Nouvelle proposition de jeu n°38 de
Kildar pour
Ecriture Ludique:
Ecrire une histoire qui commencera obligatoirement par ce paragraphe:
"la petite vielle ratatinée se sentit toute réjouie en voyant ce joli enfant à qui chacun faisait la fête, à qui tout le monde voulait plaire; ce joli être, si fragile comme elle,
la petite vieille, et comme elle aussi, sans dents et sans cheveux."
Et qui se terminera par cette phrase:
"L'étude du beau est un duel où l'artiste crie de frayeur avant d'être vaincu."

"le baiser de l'aïeule" (1892)_ Marbre de Jean Dampt-Venurey.
La petite vieille ratatinée se sentit toute réjouie en voyant ce joli enfant à qui chacun
faisait la fête, à qui tout le monde voulait plaire; ce joli être, si fragile comme elle, la petite vieille, et, comme elle aussi, sans dents et sans cheveux.
Lorsqu' enfin on lui mit l'enfant dans ses bras, son visage s'illumina de joie.
La grand-mère et l'enfant furent immortalisés par un photographe averti, qui sut saisir ce moment exceptionnel.
La grand-mère, émerveillée par le visage angélique de l'enfant, semblait elle-même posséder un visage d'ange à ce moment précis, et, la beauté de cet instant furtif, était désormais figée
sur une image colorée...
Cette superbe photo m'inspira, moi, la modeste artiste peintre, et j'entrepris de reproduire ce que le photographe avait si bien attrapé au vol...

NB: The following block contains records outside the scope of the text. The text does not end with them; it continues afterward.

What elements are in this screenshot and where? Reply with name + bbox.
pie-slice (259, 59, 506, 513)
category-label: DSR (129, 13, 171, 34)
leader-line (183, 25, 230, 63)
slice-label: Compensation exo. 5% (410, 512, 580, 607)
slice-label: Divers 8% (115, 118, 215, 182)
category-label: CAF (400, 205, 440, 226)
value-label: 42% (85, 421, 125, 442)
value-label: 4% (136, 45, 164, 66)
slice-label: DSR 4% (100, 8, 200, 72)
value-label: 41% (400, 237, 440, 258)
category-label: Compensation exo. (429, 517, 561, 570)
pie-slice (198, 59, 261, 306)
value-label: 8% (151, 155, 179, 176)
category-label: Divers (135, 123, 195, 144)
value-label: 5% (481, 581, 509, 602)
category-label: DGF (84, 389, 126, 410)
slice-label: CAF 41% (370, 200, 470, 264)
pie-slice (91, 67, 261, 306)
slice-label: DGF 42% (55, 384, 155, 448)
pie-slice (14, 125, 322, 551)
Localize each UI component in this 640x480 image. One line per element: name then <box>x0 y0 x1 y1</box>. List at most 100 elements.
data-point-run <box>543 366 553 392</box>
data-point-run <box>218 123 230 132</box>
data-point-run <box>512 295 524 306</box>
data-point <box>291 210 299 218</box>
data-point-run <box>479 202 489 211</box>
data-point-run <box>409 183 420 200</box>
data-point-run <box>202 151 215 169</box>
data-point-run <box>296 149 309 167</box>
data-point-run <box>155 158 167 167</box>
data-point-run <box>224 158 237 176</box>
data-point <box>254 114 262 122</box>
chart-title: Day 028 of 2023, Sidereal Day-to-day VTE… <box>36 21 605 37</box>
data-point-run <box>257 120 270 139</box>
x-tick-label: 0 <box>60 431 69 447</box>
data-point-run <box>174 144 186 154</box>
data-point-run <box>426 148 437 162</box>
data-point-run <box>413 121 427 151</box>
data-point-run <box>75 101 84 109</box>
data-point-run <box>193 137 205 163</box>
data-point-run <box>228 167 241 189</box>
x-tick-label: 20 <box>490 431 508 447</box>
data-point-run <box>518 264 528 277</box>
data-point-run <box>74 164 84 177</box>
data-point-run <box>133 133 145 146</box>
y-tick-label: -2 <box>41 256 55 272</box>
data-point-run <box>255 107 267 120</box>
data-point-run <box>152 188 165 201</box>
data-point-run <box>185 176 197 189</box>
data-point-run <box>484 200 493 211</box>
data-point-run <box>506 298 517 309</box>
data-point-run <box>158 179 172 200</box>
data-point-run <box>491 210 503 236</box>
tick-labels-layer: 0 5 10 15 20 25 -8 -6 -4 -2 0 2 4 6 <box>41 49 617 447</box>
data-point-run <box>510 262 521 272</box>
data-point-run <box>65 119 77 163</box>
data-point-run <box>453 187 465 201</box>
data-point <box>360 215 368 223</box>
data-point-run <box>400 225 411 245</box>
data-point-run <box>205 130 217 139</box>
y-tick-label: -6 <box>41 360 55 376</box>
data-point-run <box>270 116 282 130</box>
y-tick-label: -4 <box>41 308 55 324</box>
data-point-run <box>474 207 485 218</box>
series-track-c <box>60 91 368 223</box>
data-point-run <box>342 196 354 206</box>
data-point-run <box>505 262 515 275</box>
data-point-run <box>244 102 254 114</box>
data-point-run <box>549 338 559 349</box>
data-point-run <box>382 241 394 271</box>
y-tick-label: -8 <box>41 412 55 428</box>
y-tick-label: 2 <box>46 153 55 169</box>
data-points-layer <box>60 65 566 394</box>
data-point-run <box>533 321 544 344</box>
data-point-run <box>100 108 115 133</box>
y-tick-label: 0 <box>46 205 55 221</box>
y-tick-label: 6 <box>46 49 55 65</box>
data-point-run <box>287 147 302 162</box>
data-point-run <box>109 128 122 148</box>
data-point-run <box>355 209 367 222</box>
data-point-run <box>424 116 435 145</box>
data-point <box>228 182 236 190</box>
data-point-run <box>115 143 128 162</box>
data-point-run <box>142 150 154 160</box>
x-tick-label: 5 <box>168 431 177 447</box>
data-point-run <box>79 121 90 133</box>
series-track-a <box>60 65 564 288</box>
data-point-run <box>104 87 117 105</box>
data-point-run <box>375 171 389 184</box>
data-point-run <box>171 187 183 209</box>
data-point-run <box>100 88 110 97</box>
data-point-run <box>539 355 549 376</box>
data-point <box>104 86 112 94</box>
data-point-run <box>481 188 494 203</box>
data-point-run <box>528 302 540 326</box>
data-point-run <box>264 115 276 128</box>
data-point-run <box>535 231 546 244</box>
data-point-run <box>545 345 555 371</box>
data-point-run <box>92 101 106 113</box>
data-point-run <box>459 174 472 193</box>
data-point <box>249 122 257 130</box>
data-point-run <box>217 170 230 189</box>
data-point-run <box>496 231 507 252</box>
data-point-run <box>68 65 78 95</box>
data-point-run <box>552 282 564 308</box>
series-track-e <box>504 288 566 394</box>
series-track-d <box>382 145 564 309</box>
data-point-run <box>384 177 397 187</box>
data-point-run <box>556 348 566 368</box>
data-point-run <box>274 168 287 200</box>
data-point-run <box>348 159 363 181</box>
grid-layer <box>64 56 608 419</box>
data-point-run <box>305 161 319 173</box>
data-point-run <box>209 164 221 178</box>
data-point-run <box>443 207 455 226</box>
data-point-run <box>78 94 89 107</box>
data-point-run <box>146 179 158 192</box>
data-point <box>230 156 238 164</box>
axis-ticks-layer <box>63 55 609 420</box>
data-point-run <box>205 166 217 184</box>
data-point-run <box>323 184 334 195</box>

Ce fut après de longues heures laborieuses que mon dessin commença à prendre forme... Je décidais alors de laisser ma famille et mes amis regarder mon travail et dire ce qu'ils en
pensaient...
L'un admirait le visage de la grand-mère, d'où semblait s'émaner une lumière céleste. Un autre trouvait qu'elle ne paraissait pas aussi vieille que sur le modèle, que mon dessin n'était pas
assez fidèle. Un troisième préférait le visage du nourrisson, qui semblait être illuminé par un astre invisible. Un quatrième trouvait, au contraire, que ce nouveau né ressemblait à un petit
vieux tout ridé, et que je n'avais pas su reproduire sa fraicheur... Trop vieux, trop jeune, trop ridée, trop belle... Bref, je ne savais plus quoi penser...
Je décidais de reprendre mon crayon, pour perfectionner mon pauvre dessin, tout en me disant:
"L'étude du beau est un duel où l'artiste crie de frayeur, avant d'être vaincu."